On Fri, Jun 29, 2007 at 02:05:59AM -0500, Michael Marcin wrote:
There is a senior engineer that I work with who believes templates are slow and prefers to write C or assembly routines. The templates are slow
What does he base his belief on? And did he provide *any* proof for his reasoning? (Well, if he's in a higher position than you, he might not be required to do so. People listen to him because he's in higher position, not because he has good arguments. Been there, experienced that.) Templates are *purely* compile-time mechanism and thus amenable to optimization in compile-time. You might try explaining that templates are just an "advanced preprocessor". [Or he might just be "rationalizing" his unwillingness to learn something new. If this is the case, then any argument with him is probably lost apriori. Your best bet would be to show people willing to listen that he's wrong. But even *if* you show that templates are not less efficient than C+macros, you will have to show what *advantage* they have over C. So you need to make your argument based on two things: 1) no efficiency loss, 2) advantages over C. And you need to show this argument to people who are 1) willing to listen, and 2) can override the senior programmer. Those people will probably be interested in the time that others in the team will need to learn templates, etc.]

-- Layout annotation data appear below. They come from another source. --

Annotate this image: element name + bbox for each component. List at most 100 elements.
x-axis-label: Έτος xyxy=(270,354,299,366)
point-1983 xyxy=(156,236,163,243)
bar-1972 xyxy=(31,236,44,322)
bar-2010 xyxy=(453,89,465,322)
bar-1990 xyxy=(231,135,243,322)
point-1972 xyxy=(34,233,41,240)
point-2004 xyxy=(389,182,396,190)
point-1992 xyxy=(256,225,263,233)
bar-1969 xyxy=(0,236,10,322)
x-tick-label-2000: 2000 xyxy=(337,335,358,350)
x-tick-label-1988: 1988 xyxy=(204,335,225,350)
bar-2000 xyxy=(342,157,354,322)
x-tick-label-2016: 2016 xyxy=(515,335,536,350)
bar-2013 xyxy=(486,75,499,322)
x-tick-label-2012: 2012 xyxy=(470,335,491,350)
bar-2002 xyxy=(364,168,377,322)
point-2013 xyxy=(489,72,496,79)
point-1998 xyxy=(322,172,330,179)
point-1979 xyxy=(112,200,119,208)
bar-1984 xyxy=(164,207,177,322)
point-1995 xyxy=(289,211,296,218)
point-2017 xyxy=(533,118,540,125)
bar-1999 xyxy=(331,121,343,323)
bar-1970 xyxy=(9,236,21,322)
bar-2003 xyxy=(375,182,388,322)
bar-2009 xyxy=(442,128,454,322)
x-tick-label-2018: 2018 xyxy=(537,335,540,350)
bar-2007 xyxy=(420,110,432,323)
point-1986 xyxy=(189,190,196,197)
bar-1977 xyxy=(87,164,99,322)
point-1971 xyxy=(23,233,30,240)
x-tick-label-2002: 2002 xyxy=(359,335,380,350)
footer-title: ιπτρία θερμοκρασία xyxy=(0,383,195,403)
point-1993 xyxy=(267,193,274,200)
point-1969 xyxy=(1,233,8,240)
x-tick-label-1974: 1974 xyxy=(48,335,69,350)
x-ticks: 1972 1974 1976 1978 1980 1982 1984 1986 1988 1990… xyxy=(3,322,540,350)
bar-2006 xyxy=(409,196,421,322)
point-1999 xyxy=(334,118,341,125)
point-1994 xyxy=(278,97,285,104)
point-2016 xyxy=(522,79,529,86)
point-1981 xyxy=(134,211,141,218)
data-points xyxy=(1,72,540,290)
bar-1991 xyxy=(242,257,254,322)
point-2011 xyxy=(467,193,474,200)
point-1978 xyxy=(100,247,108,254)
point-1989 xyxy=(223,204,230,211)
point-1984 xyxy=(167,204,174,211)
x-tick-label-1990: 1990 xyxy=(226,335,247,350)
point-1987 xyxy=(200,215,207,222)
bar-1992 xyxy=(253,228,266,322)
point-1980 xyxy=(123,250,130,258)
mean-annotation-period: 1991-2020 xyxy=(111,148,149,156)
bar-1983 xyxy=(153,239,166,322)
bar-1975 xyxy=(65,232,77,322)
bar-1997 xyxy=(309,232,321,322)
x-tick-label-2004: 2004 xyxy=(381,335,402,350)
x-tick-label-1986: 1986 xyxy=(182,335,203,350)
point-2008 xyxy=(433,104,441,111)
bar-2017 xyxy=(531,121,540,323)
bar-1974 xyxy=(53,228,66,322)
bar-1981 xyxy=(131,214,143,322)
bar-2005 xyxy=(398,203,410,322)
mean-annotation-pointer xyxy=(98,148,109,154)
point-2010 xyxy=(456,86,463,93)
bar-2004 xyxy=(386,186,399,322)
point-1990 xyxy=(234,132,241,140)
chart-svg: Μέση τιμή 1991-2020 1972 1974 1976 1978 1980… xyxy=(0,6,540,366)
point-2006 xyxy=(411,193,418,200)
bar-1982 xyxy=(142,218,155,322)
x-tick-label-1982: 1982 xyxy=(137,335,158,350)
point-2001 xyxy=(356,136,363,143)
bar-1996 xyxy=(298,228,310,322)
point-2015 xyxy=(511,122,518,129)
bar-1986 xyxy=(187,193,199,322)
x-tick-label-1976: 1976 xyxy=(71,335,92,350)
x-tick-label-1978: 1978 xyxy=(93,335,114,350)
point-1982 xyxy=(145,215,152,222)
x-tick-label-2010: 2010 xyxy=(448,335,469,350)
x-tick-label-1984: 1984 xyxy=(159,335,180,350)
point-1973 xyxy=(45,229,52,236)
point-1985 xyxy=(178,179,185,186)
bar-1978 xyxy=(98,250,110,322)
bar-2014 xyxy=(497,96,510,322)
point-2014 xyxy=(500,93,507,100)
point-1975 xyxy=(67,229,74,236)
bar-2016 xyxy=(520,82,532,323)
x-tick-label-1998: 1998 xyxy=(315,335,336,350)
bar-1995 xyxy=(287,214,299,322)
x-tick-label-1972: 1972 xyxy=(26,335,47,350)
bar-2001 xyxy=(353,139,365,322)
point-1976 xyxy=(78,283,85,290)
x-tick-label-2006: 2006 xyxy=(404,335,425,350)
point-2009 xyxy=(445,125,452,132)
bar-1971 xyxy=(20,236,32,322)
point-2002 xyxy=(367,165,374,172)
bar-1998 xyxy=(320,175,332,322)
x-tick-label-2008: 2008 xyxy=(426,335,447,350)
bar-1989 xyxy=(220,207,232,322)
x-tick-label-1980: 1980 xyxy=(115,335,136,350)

Write some interesting code and generate the assembly for it. Analyze this assembly manually and save it off in source control. When the test suite is run compile that code down to assembly again and have the test suite do a simple byte comparison of the two files.
I don't understand this part. What do you want to compare? Macro vs. template version? This will certainly *not* yield identical object file (because it contains symbol names, etc. along with generated code).
Write the templated and C versions of the algorithms. Run the test suite to generate the assembly for each version. Write a parser to and a heuristic to analyze the generated code of each. Grade and compare each
Unfortunately, it's almost meaningless to analyze the run-time performance of a program (beyond algorithmic complexity) without the actual input. "Register usage" is a vague term, and the number of function calls does not have to play a role (infrequent code paths, large functions, cache effects, etc).
Does anyone have any input/ideas/suggestions?
How about traditional profiling? Write a test-suite that feeds the same input to C and C++ versions and compares their run-time? Compile once with optimizations, other time with profiling and compare run-times and hot-spots shown by the profiler.